Jean Peyrière (born Marie Henri Georges Jean Vaysse, 10 October 1885 – 7 September 1965) was a French stage and film actor. He appeared in several popular serial films during his career.

==Biography==
Jean Peyrière was born Marie Henri Georges Jean Vaysse in Vesoul, Haute-Saône, Franche-Comté. He began his career in the film industry in 1913, with an appearance in the Henri Pouctal directed short film Denise opposite actor Philippe Garnier. Following his role in Denise, he would appear in the André Calmettes directed two part serial Les trois mousquetaires (The Three Muskateers), released the following year. Les trois mousquetaires was an early film adaptation of the 1884 Alexandre Dumas novel of the same name.

Peyrière would spend the remainder of the 1910s appearing in films directed by Louis Mercanton, René Hervil, Jean Kemm and René Plaissetty. In 1919, he appeared in the Henri Pouctal directed serial Travail, which ran in seven installments. In 1923 he appeared in the popular Henri Fescourt directed serial Mandrin, starring Romuald Joubé and followed with a role in the Charles Maudru directed serial Le roi de Paris, starring Jean Dax. Other film serials of the 1920s Peyrière appeared in include Surcouf (1924), directed by Luitz-Morat and starring Jean Angelo; Le Vert Galant (1924), directed by René Leprince; Fanfan la Tulipe (1925), directed again by René Leprince and starring Aimé Simon-Girard; and Le juif errant (1926), directed by Luitz-Morat and starring Gabriel Gabrio.

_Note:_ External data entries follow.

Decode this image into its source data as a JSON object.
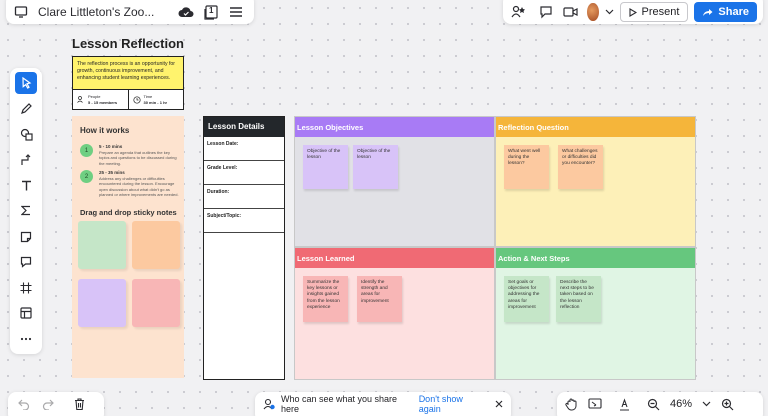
{
  "topbar": {
    "board_title": "Clare Littleton's Zoo...",
    "present_label": "Present",
    "share_label": "Share",
    "page_count": "1"
  },
  "bottom": {
    "privacy_text": "Who can see what you share here",
    "dont_show_label": "Don't show again",
    "zoom_level": "46%"
  },
  "template": {
    "title": "Lesson Reflection",
    "intro": "The reflection process is an opportunity for growth, continuous improvement, and enhancing student learning experiences.",
    "people_label": "People",
    "people_value": "5 - 15 members",
    "time_label": "Time",
    "time_value": "30 min - 1 hr",
    "how_heading": "How it works",
    "steps": [
      {
        "num": "1",
        "time": "5 - 10 mins",
        "text": "Prepare an agenda that outlines the key topics and questions to be discussed during the meeting."
      },
      {
        "num": "2",
        "time": "25 - 35 mins",
        "text": "Address any challenges or difficulties encountered during the lesson. Encourage open discussion about what didn't go as planned or where improvements are needed."
      }
    ],
    "drag_heading": "Drag and drop sticky notes",
    "details": {
      "heading": "Lesson Details",
      "fields": [
        "Lesson Date:",
        "Grade Level:",
        "Duration:",
        "Subject/Topic:"
      ]
    },
    "quadrants": {
      "objectives": {
        "title": "Lesson Objectives",
        "notes": [
          "Objective of the lesson",
          "Objective of the lesson"
        ]
      },
      "reflection": {
        "title": "Reflection Question",
        "notes": [
          "What went well during the lesson?",
          "What challenges or difficulties did you encounter?"
        ]
      },
      "learned": {
        "title": "Lesson Learned",
        "notes": [
          "Summarize the key lessons or insights gained from the lesson experience",
          "Identify the strength and areas for improvement"
        ]
      },
      "actions": {
        "title": "Action & Next Steps",
        "notes": [
          "Set goals or objectives for addressing the areas for improvement",
          "Describe the next steps to be taken based on the lesson reflection"
        ]
      }
    }
  },
  "colors": {
    "accent": "#1a73e8",
    "objectives_header": "#a87bf5",
    "objectives_bg": "#e1e1e6",
    "reflection_header": "#f5b53a",
    "reflection_bg": "#fdf0b8",
    "learned_header": "#f06a74",
    "learned_bg": "#fde0e0",
    "actions_header": "#66c77e",
    "actions_bg": "#e0f5e4"
  }
}
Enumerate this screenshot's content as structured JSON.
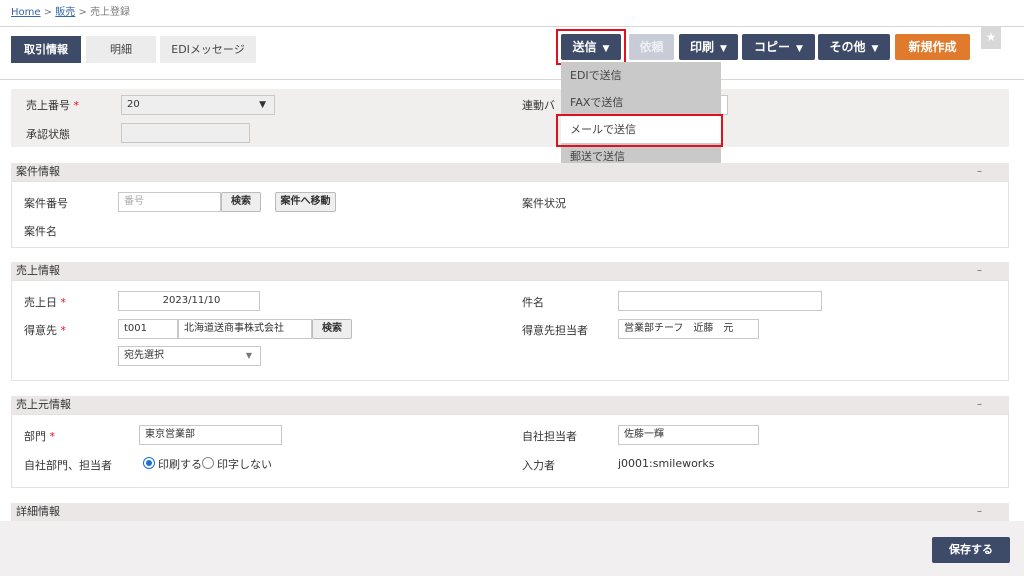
{
  "breadcrumb": {
    "home": "Home",
    "sep1": ">",
    "sales": "販売",
    "sep2": ">",
    "current": "売上登録"
  },
  "tabs": [
    "取引情報",
    "明細",
    "EDIメッセージ"
  ],
  "toolbar": {
    "send": "送信",
    "request": "依頼",
    "print": "印刷",
    "copy": "コピー",
    "other": "その他",
    "new": "新規作成",
    "star_icon": "star-icon"
  },
  "send_menu": {
    "items": [
      "EDIで送信",
      "FAXで送信",
      "メールで送信",
      "郵送で送信"
    ]
  },
  "header_fields": {
    "sales_no_label": "売上番号",
    "required_mark": "*",
    "sales_no_value": "20",
    "approval_label": "承認状態",
    "link_label": "連動バ"
  },
  "case_section": {
    "title": "案件情報",
    "collapse": "–",
    "case_no_label": "案件番号",
    "case_no_placeholder": "番号",
    "search": "検索",
    "goto_case": "案件へ移動",
    "case_status_label": "案件状況",
    "case_name_label": "案件名"
  },
  "sales_section": {
    "title": "売上情報",
    "collapse": "–",
    "date_label": "売上日",
    "date_value": "2023/11/10",
    "subject_label": "件名",
    "subject_value": "",
    "customer_label": "得意先",
    "customer_code": "t001",
    "customer_name": "北海道送商事株式会社",
    "search": "検索",
    "customer_contact_label": "得意先担当者",
    "customer_contact_value": "営業部チーフ　近藤　元",
    "destination_select": "宛先選択"
  },
  "source_section": {
    "title": "売上元情報",
    "collapse": "–",
    "dept_label": "部門",
    "dept_value": "東京営業部",
    "staff_label": "自社担当者",
    "staff_value": "佐藤一輝",
    "print_label": "自社部門、担当者",
    "print_yes": "印刷する",
    "print_no": "印字しない",
    "entry_label": "入力者",
    "entry_value": "j0001:smileworks"
  },
  "detail_section": {
    "title": "詳細情報",
    "collapse": "–"
  },
  "footer": {
    "save": "保存する"
  }
}
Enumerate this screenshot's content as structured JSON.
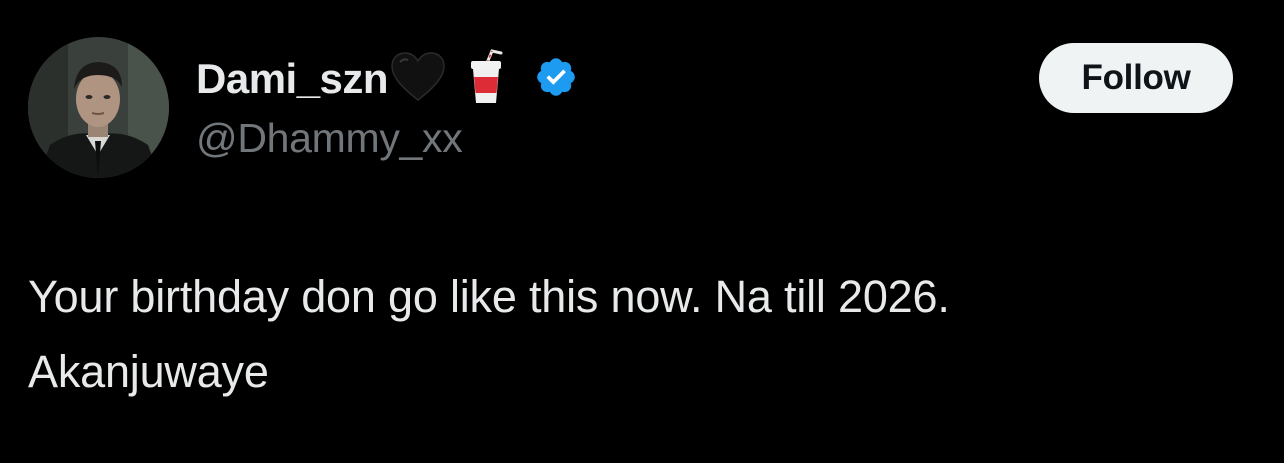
{
  "author": {
    "display_name": "Dami_szn",
    "name_emojis": [
      "black-heart",
      "cup-with-straw"
    ],
    "verified": true,
    "handle": "@Dhammy_xx"
  },
  "actions": {
    "follow_label": "Follow"
  },
  "tweet": {
    "lines": [
      "Your birthday don go like this now. Na till 2026.",
      "Akanjuwaye"
    ]
  },
  "colors": {
    "background": "#000000",
    "primary_text": "#e7e9ea",
    "secondary_text": "#71767b",
    "verified_blue": "#1d9bf0",
    "follow_button_bg": "#eff3f4",
    "follow_button_text": "#0f1419"
  }
}
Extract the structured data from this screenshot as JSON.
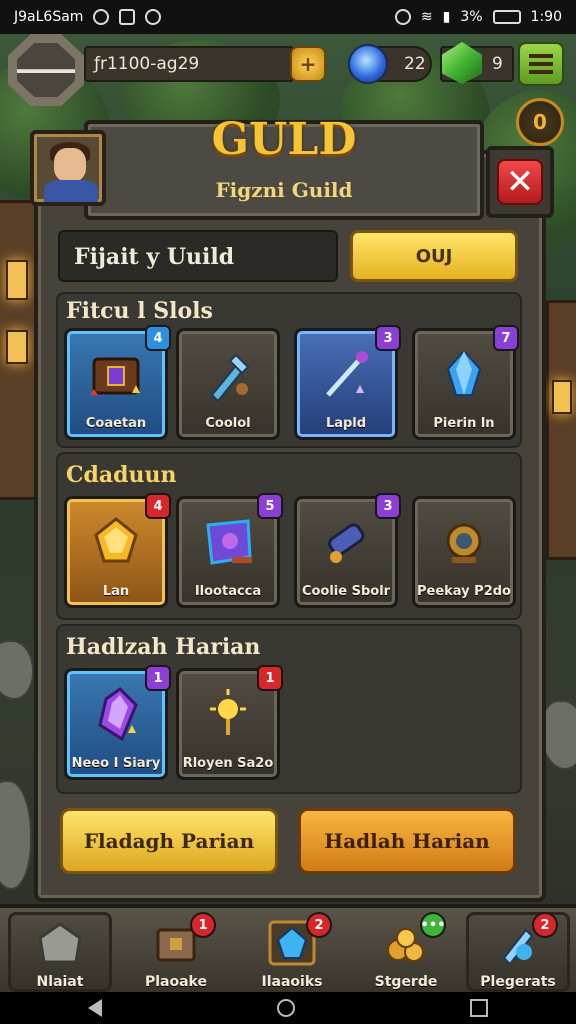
{
  "status_bar": {
    "left_text": "J9aL6Sam",
    "battery": "3%",
    "time": "1:90"
  },
  "hud": {
    "player_id": "ƒr1100-ag29",
    "orb_count": "22",
    "gem_count": "9",
    "timer_label": "0"
  },
  "header": {
    "title": "GULD",
    "subtitle": "Figzni Guild"
  },
  "search": {
    "value": "Fijait y Uuild",
    "button_label": "OUJ"
  },
  "sections": [
    {
      "title": "Fitcu l Slols",
      "items": [
        {
          "label": "Coaetan",
          "badge": "4",
          "badge_color": "blue",
          "style": "blue",
          "icon": "chest-icon"
        },
        {
          "label": "Coolol",
          "badge": "",
          "badge_color": "",
          "style": "dark",
          "icon": "sword-icon"
        },
        {
          "label": "Lapld",
          "badge": "3",
          "badge_color": "purple",
          "style": "purple-blue",
          "icon": "staff-icon"
        },
        {
          "label": "Pierin ln",
          "badge": "7",
          "badge_color": "purple",
          "style": "dark",
          "icon": "crystal-icon"
        }
      ]
    },
    {
      "title": "Cdaduun",
      "items": [
        {
          "label": "Lan",
          "badge": "4",
          "badge_color": "red",
          "style": "gold",
          "icon": "gold-gem-icon"
        },
        {
          "label": "Ilootacca",
          "badge": "5",
          "badge_color": "purple",
          "style": "dark",
          "icon": "scroll-card-icon"
        },
        {
          "label": "Coolie Sbolr",
          "badge": "3",
          "badge_color": "purple",
          "style": "dark",
          "icon": "cannon-icon"
        },
        {
          "label": "Peekay P2do",
          "badge": "",
          "badge_color": "",
          "style": "dark",
          "icon": "amulet-icon"
        }
      ]
    },
    {
      "title": "Hadlzah Harian",
      "items": [
        {
          "label": "Neeo I Siary",
          "badge": "1",
          "badge_color": "purple",
          "style": "blue",
          "icon": "purple-crystal-icon"
        },
        {
          "label": "Rloyen Sa2o",
          "badge": "1",
          "badge_color": "red",
          "style": "dark",
          "icon": "sun-orb-icon"
        }
      ]
    }
  ],
  "buttons": {
    "left": "Fladagh Parian",
    "right": "Hadlah Harian"
  },
  "nav": [
    {
      "label": "Nlaiat",
      "badge": "",
      "icon": "house-icon"
    },
    {
      "label": "Plaoake",
      "badge": "1",
      "icon": "chest-icon"
    },
    {
      "label": "Ilaaoiks",
      "badge": "2",
      "icon": "blue-gem-icon"
    },
    {
      "label": "Stgerde",
      "badge": "•••",
      "icon": "coins-icon"
    },
    {
      "label": "Plegerats",
      "badge": "2",
      "icon": "sword-gem-icon"
    }
  ],
  "colors": {
    "title_gold": "#f5c434",
    "badge_red": "#d9262a",
    "badge_purple": "#8c3fd6",
    "accent_yellow": "#ffe56a"
  }
}
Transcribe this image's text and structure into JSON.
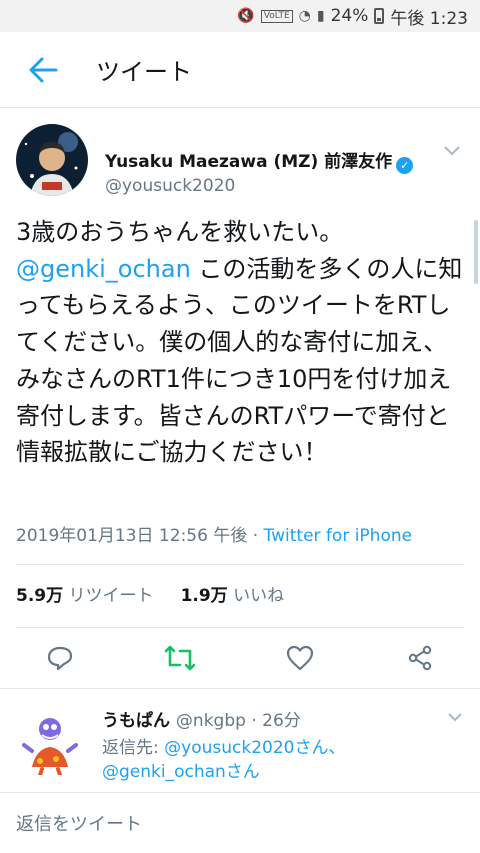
{
  "status_bar": {
    "battery": "24%",
    "time": "午後 1:23",
    "network": "VoLTE"
  },
  "app_bar": {
    "title": "ツイート"
  },
  "tweet": {
    "author_name": "Yusaku Maezawa (MZ) 前澤友作",
    "author_handle": "@yousuck2020",
    "text_line1": "3歳のおうちゃんを救いたい。",
    "mention": "@genki_ochan",
    "text_rest": " この活動を多くの人に知ってもらえるよう、このツイートをRTしてください。僕の個人的な寄付に加え、みなさんのRT1件につき10円を付け加え寄付します。皆さんのRTパワーで寄付と情報拡散にご協力ください！",
    "timestamp": "2019年01月13日 12:56 午後",
    "separator": " · ",
    "source": "Twitter for iPhone",
    "retweet_count": "5.9万",
    "retweet_label": "リツイート",
    "like_count": "1.9万",
    "like_label": "いいね"
  },
  "reply": {
    "name": "うもぱん",
    "handle": "@nkgbp",
    "time": " · 26分",
    "reply_to_label": "返信先: ",
    "reply_to_user1": "@yousuck2020さん、",
    "reply_to_user2": "@genki_ochanさん"
  },
  "composer": {
    "placeholder": "返信をツイート"
  },
  "colors": {
    "accent": "#1da1f2",
    "retweet_green": "#17bf63",
    "secondary_text": "#657786"
  }
}
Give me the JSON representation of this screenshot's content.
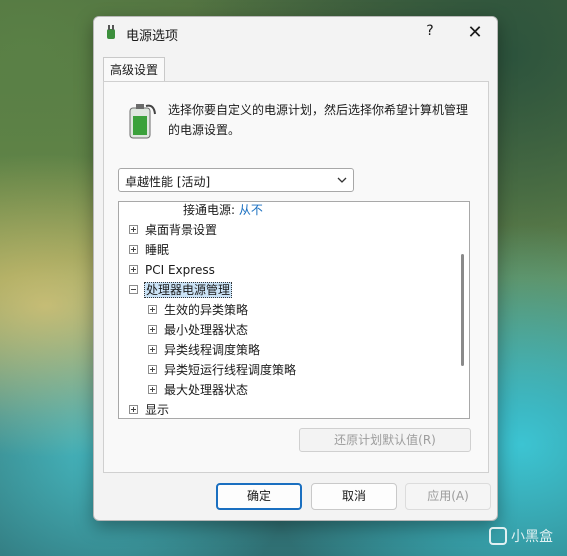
{
  "window": {
    "title": "电源选项",
    "help_label": "?",
    "close_label": "✕"
  },
  "tabs": [
    {
      "label": "高级设置"
    }
  ],
  "description": "选择你要自定义的电源计划，然后选择你希望计算机管理的电源设置。",
  "plan_select": {
    "value": "卓越性能 [活动]"
  },
  "tree": {
    "partial_row": {
      "label": "接通电源:",
      "value": "从不"
    },
    "items": [
      {
        "label": "桌面背景设置",
        "expander": "plus"
      },
      {
        "label": "睡眠",
        "expander": "plus"
      },
      {
        "label": "PCI Express",
        "expander": "plus"
      },
      {
        "label": "处理器电源管理",
        "expander": "minus",
        "selected": true
      },
      {
        "label": "生效的异类策略",
        "expander": "plus",
        "child": true
      },
      {
        "label": "最小处理器状态",
        "expander": "plus",
        "child": true
      },
      {
        "label": "异类线程调度策略",
        "expander": "plus",
        "child": true
      },
      {
        "label": "异类短运行线程调度策略",
        "expander": "plus",
        "child": true
      },
      {
        "label": "最大处理器状态",
        "expander": "plus",
        "child": true
      },
      {
        "label": "显示",
        "expander": "plus"
      }
    ]
  },
  "restore_button": "还原计划默认值(R)",
  "buttons": {
    "ok": "确定",
    "cancel": "取消",
    "apply": "应用(A)"
  },
  "watermark": "小黑盒",
  "colors": {
    "accent": "#1a6fc0",
    "selection": "#cce4f7"
  }
}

Jean Peyrière's last film of the 1920s silent film era was the 1929 René Barberis and René Leprince directed drama La tentation (Temptation), starring Lucien Dalsace. Peyrière would only make one sound film, which would also be his last appearance on screen, in the Robert Péguy directed 1937 comedy Monsieur Breloque a disparu, starring Lucien Baroux and Junie Astor.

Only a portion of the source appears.